Рехи кинулся на удачу вперед и вскоре нашел не Инде, а незаметный холмик. Так же когда-то и его погребал ураган, два раза хоронила его пустыня. Рехи подбежал к неверной могилке, спешно разгребая ее руками, стесывая обломанные ногти. В нос и рот набивался песок: он скрипел на зубах, сыпался с ресниц — Рехи не замечал. Сердце его бешено выпрыгивало из груди и успокоилось лишь в тот миг, когда он ощутил под пальцами тепло кожи. Он тащил Инде за шкирку, чтобы освободить из песчаной ловушки. Он хватался за лоскуты ее истлевающего рубища, а они с треском отрывались, не позволяя ухватиться.

— Инде! Давай же! — Рехи с силой дернул девочку за подмышки, и они покатились по песку. Инде громко вдохнула и закашлялась, приходя в себя.

— Инде, сюда, сюда, здесь можно укрыться. Не пещера, но хоть что-то, — просипел Рехи, выплевывая песок. Теперь он крепко сжимал запястье спутницы, чтобы не потерять ее вновь в кромешном водовороте непогоды. Из-за горизонта разносился страшный рокот, даже сквозь сизый хаос прорывались алые всполохи. Кажется, все же извергался Вой Пламени. Прервался его обманчивый сон, сгинул в его страшном пении разрушенный Бастион. Так даже лучше, исчез город великой боли, тьма поглотила его.

— Камень, камень в небе… — бормотал отрешенно Рехи, когда они с Инде спрятались под ненадежной сенью черной скалы.

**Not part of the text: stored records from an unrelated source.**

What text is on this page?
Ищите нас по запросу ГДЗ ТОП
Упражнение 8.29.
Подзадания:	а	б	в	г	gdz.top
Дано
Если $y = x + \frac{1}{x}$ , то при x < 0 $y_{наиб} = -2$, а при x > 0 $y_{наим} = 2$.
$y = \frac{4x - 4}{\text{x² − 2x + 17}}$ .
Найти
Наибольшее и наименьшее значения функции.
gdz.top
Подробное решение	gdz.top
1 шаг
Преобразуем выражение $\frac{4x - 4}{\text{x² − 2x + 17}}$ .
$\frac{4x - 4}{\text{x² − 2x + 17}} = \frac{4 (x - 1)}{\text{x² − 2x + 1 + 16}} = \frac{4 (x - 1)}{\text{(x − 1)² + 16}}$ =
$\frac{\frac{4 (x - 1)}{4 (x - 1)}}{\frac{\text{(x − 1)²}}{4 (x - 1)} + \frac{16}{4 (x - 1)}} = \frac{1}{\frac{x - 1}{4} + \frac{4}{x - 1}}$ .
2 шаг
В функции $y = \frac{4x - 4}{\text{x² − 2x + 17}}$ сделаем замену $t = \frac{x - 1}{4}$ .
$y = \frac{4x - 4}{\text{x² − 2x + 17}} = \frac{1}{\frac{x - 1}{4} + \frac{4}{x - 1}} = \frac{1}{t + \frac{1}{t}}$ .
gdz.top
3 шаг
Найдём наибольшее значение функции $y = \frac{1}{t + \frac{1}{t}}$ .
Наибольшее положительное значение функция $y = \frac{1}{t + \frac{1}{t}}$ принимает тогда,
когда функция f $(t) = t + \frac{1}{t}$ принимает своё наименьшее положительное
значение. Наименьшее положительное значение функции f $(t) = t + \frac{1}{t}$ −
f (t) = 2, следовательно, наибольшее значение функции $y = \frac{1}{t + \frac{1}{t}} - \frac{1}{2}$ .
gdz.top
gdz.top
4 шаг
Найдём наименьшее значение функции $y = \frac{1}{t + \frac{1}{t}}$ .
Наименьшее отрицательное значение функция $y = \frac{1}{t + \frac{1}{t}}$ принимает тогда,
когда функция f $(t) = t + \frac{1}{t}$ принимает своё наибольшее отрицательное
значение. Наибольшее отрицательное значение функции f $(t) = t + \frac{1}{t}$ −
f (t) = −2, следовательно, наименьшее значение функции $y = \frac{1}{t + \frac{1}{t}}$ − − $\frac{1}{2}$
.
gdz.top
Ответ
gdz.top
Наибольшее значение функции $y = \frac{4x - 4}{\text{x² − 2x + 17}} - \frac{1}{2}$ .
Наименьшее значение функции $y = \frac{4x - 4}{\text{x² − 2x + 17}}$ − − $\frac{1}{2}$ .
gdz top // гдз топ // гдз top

Гигантский камень и правда упирался в туманное небо мрачным обелиском, его испещряли затейливые узоры, которые изображали какой-то ритуал. Рехи понял, что буря стихает, когда сумел разглядеть их. Но силы окончательно покинули его. Как-то разом выплеснулись, потраченные на разгребание песка. И все — остался только черный камень с неизведанными письменами, рассказом манящего прошлого из времен живого мира. Они тянули, вставали хороводом призраков, пели чудные баллады, восхваляли героев и богов. Тогда все выглядело красивым и понятным. Тогда… Песня смертного хлада звала в далекие времена. Ноги больше не слушались, совсем окоченев.

— Рехи, пойдем! Рехи… — отчаянно дергала за руку Инде. Она плакала, размазывая грязь по запыленному лицу. Корка пыли напоминала следы проказы. Рехи вытянул руку и оттер ее, чтобы развеять иллюзию. На большее ему не хватало сил.